Switching careers mid-life can be hard. I embarked on this journey several years ago, when I came back to Canada after a five-year-long overseas teaching adventure. Since then, the BCS program (second degree in computer science) at UBC has opened the doors for me to the vibrant world of software engineering. In a short amount of time I had been exposed to data structures and algorithms, hardware and OS concepts, design patterns and programming paradigms. It is easy to get lost in this ocean of knowledge without the beacon of practical application. The barrier of entry to the profession is relatively high given a plethora of software development tools and frameworks, so I did not hesitate to enroll in the co-op program.

Four academic semesters, one summer research scholarship, and one eight-month co-op later, I was getting ready to graduate with one more semester of studies to go. I have learned a ton about software engineering processes and good coding practices, yet I chose to apply for one more co-op job hoping this time to reinvent myself as a backend developer. With that goal in mind, my applications became more focused. A position on the Core Team at PDFTron caught my attention, as it emphasized mathematical aptitude providing a good chance to capitalize on my background in mathematics. I ended up accepting the position and have not regretted this once.

Technology aside what makes PDFTron a great place to work is its people and culture. The company is a team of smart, hard-working people, who are never tired of helping less experienced colleagues get better at accomplishing common goals. By the end of your co-op term you will get to know most of your coworkers and understand what their role is within the organization due to the practice of company sponsored lunches, where people get assigned into random groups of 4-5 individuals to share a meal together.

Color-coding differences between images

PDFTron's flagship product is a cross-platform PDF SDK. My classmates often ask me what it is like to work with the PDF. You will be surprised at how many fundamental computer science concepts are involved when developing for the PDF standard. Before my work at PDFTron I have taken for granted character encodings and how to make them render in system agnostic ways. Image file formats did not seem sexy, until I discovered image compression techniques like color quantization. Most importantly as a co-op student, I gained invaluable experience in developing robust code that runs and compiles in multiple environments.

In fact, PDF is not just about mature technologies. Given the ubiquity of electronic documents, the room for improvement in productivity, security, efficiency is truly limitless. The direction of PDF SDK evolution is entirely customer driven. As SDK users are often startups exploring new market opportunities, there is constant demand pull to stay abreast of cutting edge technologies. With machine learning becoming more mainstream, everyone comes to expect ML software features. PDFTron has been actively recruiting full-time machine learning specialists. Learning about my interest in ML, the company has been extremely accommodating by allowing me to work on optical character recognition project.

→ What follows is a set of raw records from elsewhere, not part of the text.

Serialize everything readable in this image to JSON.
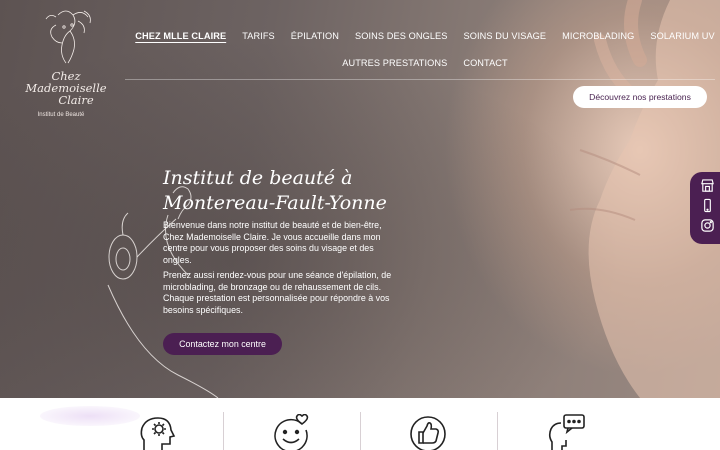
{
  "logo": {
    "name_line1": "Chez Mademoiselle",
    "name_line2": "Claire",
    "tagline": "Institut de Beauté"
  },
  "nav": {
    "row1": [
      "CHEZ MLLE CLAIRE",
      "TARIFS",
      "ÉPILATION",
      "SOINS DES ONGLES",
      "SOINS DU VISAGE",
      "MICROBLADING",
      "SOLARIUM UV"
    ],
    "row2": [
      "AUTRES PRESTATIONS",
      "CONTACT"
    ],
    "active": "CHEZ MLLE CLAIRE"
  },
  "header": {
    "cta_label": "Découvrez nos prestations"
  },
  "hero": {
    "title_line1": "Institut de beauté à",
    "title_line2": "Montereau-Fault-Yonne",
    "paragraph1": "Bienvenue dans notre institut de beauté et de bien-être, Chez Mademoiselle Claire. Je vous accueille dans mon centre pour vous proposer des soins du visage et des ongles.",
    "paragraph2": "Prenez aussi rendez-vous pour une séance d'épilation, de microblading, de bronzage ou de rehaussement de cils. Chaque prestation est personnalisée pour répondre à vos besoins spécifiques.",
    "cta_label": "Contactez mon centre"
  },
  "side_tab": {
    "icons": [
      "storefront-icon",
      "mobile-phone-icon",
      "instagram-icon"
    ]
  },
  "features": {
    "icons": [
      "head-gear-icon",
      "smiley-heart-icon",
      "thumbs-up-icon",
      "speech-bubble-head-icon"
    ]
  },
  "colors": {
    "brand_purple": "#4b1f52",
    "text_on_hero": "#ffffff"
  }
}
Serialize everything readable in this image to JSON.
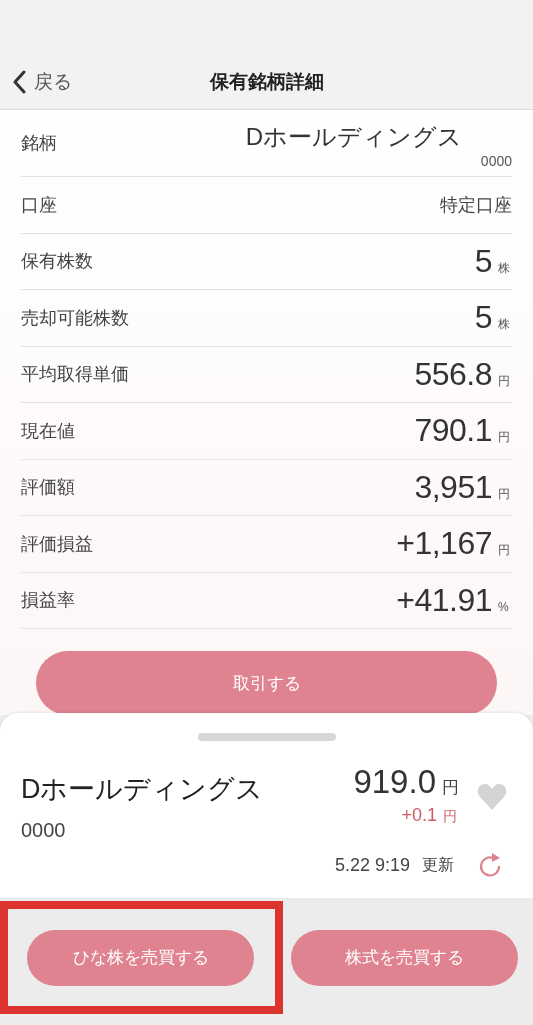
{
  "header": {
    "back_label": "戻る",
    "title": "保有銘柄詳細"
  },
  "rows": [
    {
      "kind": "name",
      "label": "銘柄",
      "value": "Dホールディングス",
      "code": "0000"
    },
    {
      "kind": "text",
      "label": "口座",
      "value": "特定口座"
    },
    {
      "kind": "number",
      "label": "保有株数",
      "value": "5",
      "unit": "株"
    },
    {
      "kind": "number",
      "label": "売却可能株数",
      "value": "5",
      "unit": "株"
    },
    {
      "kind": "number",
      "label": "平均取得単価",
      "value": "556.8",
      "unit": "円"
    },
    {
      "kind": "number",
      "label": "現在値",
      "value": "790.1",
      "unit": "円"
    },
    {
      "kind": "number",
      "label": "評価額",
      "value": "3,951",
      "unit": "円"
    },
    {
      "kind": "number",
      "label": "評価損益",
      "value": "+1,167",
      "unit": "円"
    },
    {
      "kind": "number",
      "label": "損益率",
      "value": "+41.91",
      "unit": "%"
    }
  ],
  "trade_button": "取引する",
  "quote": {
    "name": "Dホールディングス",
    "code": "0000",
    "price": "919.0",
    "price_unit": "円",
    "change": "+0.1",
    "change_unit": "円",
    "favorite": false,
    "updated": "5.22 9:19",
    "update_label": "更新"
  },
  "actions": [
    {
      "label": "ひな株を売買する",
      "highlighted": true
    },
    {
      "label": "株式を売買する",
      "highlighted": false
    }
  ]
}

Working on the core team you will obviously write C++ code, as well as many other things: "hack around" in CMake, get to set up Virtual Box environments to test your code, and write Python scripts among others. The company culture encourages students to learn by doing and to own their projects. Flat organizational structure is accommodating and students get the amount of support they want and need. PDFTron is indeed a result-oriented company, and one of the results people here care about is your learning outcome.

Page layout segmentation based on pixel density

To give a concrete example, one of the challenges I faced was to find a mapping between characters recognized by OCR to their counterparts in the input document. I used center points of character boundary boxes as a measure of character's location. At first, I matched characters based on distance, e.g. via Hungarian algorithm. While distance minimization approach worked reasonably well for ground truth datasets concocted by translating existing .pdfs with searchable text into images, the approach failed for more realistic datasets where documents were printed and then scanned. Eventually, I realized there is a geometric relationship between the two coordinate systems and the coordinates can be rescaled to get exact mapping.

In summary, working at PDFTron is exciting and future co-op students will undoubtedly find the experience challenging and rewarding. My daily duties dispel the myth that knowledge obtained at university is too theoretical to be practical. Working at PDFTron so far has inspired me to seek enrollment in advanced operating systems, compilers and computer graphics courses, as well as gave me the sense of career direction I was hoping to find.